Now comes the hard part--but the fun part--applying these principles to songs. I have read that the easiest way to learn the intervals is to hear them in a song. Some people have given examples of the first two notes of certain songs as a way to memorize what the interval sounds like, such as C-E (M3) are the first two notes for Michael Row the Boat Ashore, or C-C (P8) as the first two notes to Take Me Out to the Ball Game. I have tried this technique briefly with the C scale, but when I listened to a song in its entirety I was completely lost. I wondered how I would know what key the song is in and how I would know what the intervals were for the entire song. It is said that there is a 90+% chance that the very last note of a song is the key the song is written in. This is a major clue. But I wondered if there was some other quality that distinguished one key from another that was recognizable before you got to the very last note. I could not recognize anything in particular except that some keys sound higher or lower than others. But on the guitar it also depends on what position you are playing the song in. Then I tried playing in different positions and there was not any real difference except when you went to a higher octave. An open C scale sounded like a C scale on the VIII fret. But a C scale open beginning on the second string was another octave.

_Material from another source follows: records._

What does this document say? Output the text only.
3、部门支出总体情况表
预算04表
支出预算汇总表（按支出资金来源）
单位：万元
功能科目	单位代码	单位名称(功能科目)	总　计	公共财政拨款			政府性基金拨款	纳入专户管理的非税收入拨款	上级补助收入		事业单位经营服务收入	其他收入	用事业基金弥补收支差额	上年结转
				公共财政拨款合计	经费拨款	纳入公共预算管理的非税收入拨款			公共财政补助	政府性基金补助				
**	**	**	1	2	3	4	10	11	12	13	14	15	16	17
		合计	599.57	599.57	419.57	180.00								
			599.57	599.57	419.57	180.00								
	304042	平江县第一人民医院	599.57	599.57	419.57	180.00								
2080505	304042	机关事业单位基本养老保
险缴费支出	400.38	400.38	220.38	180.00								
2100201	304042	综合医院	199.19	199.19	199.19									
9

I took a song to look closer at: Give My Regards to Broadway. This song is in the public domain and I have seen it written in both the key of C and the key of G. The original by the Author is in G. I like it better in C. But I am only looking at the first 7 notes. In the key of C they would be C-D-E-F-G-F-E. In the key of G they are G-A-B-C-D-C-B. If I were searching for the intervals between each of these notes I come up with the following:

There is a string of M2 intervals ending with M7 intervals. In either key, the interval is the same, even though the notes have changed. This sends me back to square one--learning by the two note method. Maybe there is some unspeakable recognition, such as recognizing color. Blue versus red. I can't describe the difference but I know there is one.